EPJ Web of Conferences (Jan 2024)
INFN and the evolution of distributed scientific computing in Italy
Abstract
INFN has been running a distributed infrastructure (the Tier-1 at Bologna-CNAF and 9 Tier-2 centres) for more than 20 years which currently offers about 150000 CPU cores and 120 PB of space both in tape and disk storage, serving more than 40 international scientific collaborations. This Grid-based infrastructure was augmented in 2019 with the INFN Cloud: a production quality multi-site federated Cloud infrastructure, composed by a core backbone, and which is able to integrate other INFN sites and public or private Clouds as well. The INFN Cloud provides a customizable and extensible portfolio offering computing and storage services spanning the IaaS, PaaS and SaaS layers, with dedicated solutions to serve special purposes, such as ISO-certified regions for the handling of sensitive data.

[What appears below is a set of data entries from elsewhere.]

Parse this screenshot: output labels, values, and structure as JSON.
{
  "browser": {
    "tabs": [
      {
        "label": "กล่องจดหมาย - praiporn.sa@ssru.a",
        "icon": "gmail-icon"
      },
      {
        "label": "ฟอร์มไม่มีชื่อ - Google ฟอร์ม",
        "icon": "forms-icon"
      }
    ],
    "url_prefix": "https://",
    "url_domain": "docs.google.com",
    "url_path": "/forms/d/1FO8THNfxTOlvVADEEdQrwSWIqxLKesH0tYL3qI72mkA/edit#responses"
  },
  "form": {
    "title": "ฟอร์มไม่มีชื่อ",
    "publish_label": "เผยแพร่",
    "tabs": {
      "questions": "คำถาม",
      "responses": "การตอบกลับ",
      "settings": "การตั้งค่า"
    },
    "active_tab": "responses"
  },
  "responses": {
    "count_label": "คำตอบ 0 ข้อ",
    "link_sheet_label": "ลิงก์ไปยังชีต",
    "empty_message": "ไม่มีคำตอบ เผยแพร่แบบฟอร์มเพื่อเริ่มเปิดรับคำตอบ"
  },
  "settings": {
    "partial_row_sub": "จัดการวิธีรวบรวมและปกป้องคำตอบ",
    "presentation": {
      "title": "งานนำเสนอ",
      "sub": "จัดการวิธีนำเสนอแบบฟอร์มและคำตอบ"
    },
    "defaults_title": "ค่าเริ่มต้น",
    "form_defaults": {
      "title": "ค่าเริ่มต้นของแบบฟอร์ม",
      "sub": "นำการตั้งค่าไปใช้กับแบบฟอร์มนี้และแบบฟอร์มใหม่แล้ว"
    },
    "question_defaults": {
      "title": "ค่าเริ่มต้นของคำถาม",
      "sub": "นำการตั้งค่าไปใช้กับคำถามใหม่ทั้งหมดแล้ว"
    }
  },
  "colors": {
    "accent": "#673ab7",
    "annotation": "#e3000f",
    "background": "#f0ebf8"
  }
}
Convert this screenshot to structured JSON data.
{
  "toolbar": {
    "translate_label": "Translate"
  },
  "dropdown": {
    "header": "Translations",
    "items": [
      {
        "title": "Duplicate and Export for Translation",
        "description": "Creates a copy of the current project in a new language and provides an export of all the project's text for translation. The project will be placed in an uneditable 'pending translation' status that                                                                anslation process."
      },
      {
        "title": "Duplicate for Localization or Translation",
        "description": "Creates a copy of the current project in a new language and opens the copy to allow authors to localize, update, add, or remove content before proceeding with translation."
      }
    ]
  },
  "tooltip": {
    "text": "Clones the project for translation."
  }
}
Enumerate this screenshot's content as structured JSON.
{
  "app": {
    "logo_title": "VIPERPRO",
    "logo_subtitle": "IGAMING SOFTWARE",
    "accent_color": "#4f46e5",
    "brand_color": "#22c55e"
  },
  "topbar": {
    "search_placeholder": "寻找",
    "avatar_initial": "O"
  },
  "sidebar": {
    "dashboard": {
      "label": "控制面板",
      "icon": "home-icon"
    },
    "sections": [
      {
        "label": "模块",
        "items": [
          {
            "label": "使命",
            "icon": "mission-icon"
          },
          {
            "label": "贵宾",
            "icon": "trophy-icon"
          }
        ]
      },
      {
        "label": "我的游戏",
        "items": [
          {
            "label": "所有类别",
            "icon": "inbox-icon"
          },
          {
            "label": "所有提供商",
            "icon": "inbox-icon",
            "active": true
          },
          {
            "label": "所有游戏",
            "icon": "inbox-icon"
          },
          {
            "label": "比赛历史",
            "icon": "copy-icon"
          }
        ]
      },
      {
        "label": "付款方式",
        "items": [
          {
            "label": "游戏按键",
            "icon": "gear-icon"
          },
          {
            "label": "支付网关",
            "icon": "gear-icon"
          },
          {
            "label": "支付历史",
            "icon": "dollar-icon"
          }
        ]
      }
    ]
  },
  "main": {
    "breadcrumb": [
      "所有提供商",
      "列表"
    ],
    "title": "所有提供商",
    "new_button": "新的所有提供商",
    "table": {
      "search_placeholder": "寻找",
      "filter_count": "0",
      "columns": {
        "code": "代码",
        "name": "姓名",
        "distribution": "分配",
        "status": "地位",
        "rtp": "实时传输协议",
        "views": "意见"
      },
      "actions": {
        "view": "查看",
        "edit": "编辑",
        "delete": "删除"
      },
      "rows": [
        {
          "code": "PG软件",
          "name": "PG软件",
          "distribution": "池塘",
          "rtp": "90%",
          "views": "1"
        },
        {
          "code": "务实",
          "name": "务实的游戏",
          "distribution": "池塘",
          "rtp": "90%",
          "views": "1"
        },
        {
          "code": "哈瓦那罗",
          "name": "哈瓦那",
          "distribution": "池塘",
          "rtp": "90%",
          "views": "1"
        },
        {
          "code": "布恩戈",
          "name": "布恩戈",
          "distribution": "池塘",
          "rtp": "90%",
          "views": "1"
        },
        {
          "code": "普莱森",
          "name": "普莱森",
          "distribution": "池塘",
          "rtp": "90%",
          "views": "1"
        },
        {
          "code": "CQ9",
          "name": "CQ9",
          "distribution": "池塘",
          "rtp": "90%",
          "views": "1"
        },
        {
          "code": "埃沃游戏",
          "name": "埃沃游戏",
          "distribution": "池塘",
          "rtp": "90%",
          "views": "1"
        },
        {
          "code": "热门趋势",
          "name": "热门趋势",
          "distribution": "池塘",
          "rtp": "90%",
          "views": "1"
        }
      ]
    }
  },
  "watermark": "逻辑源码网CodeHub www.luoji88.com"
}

INFN is now revising and expanding its infrastructure to tackle the challenges expected in the next 10 years of scientific computing adopting a “cloud-first” approach, through which all the INFN data centres will be federated via the INFN Cloud middleware and integrated with key HPC centres, such as the pre-exascale Leonardo machine at CINECA. In such a process, which involves both the infrastructures and the higher level services, initiatives and projects such as the "Italian National Centre on HPC, Big Data and Quantum Computing" (funded in the context of the Italian "National Recovery and Resilience Plan") and the Bologna Technopole are precious opportunities that will be exploited to offer advanced resources and services to universities, research institutions and industry. In this paper we describe how INFN is evolving its computing infrastructure, with the ambition to create and operate a national vendorneutral, open, scalable, and flexible "datalake" able to serve much more than just INFN users and experiments.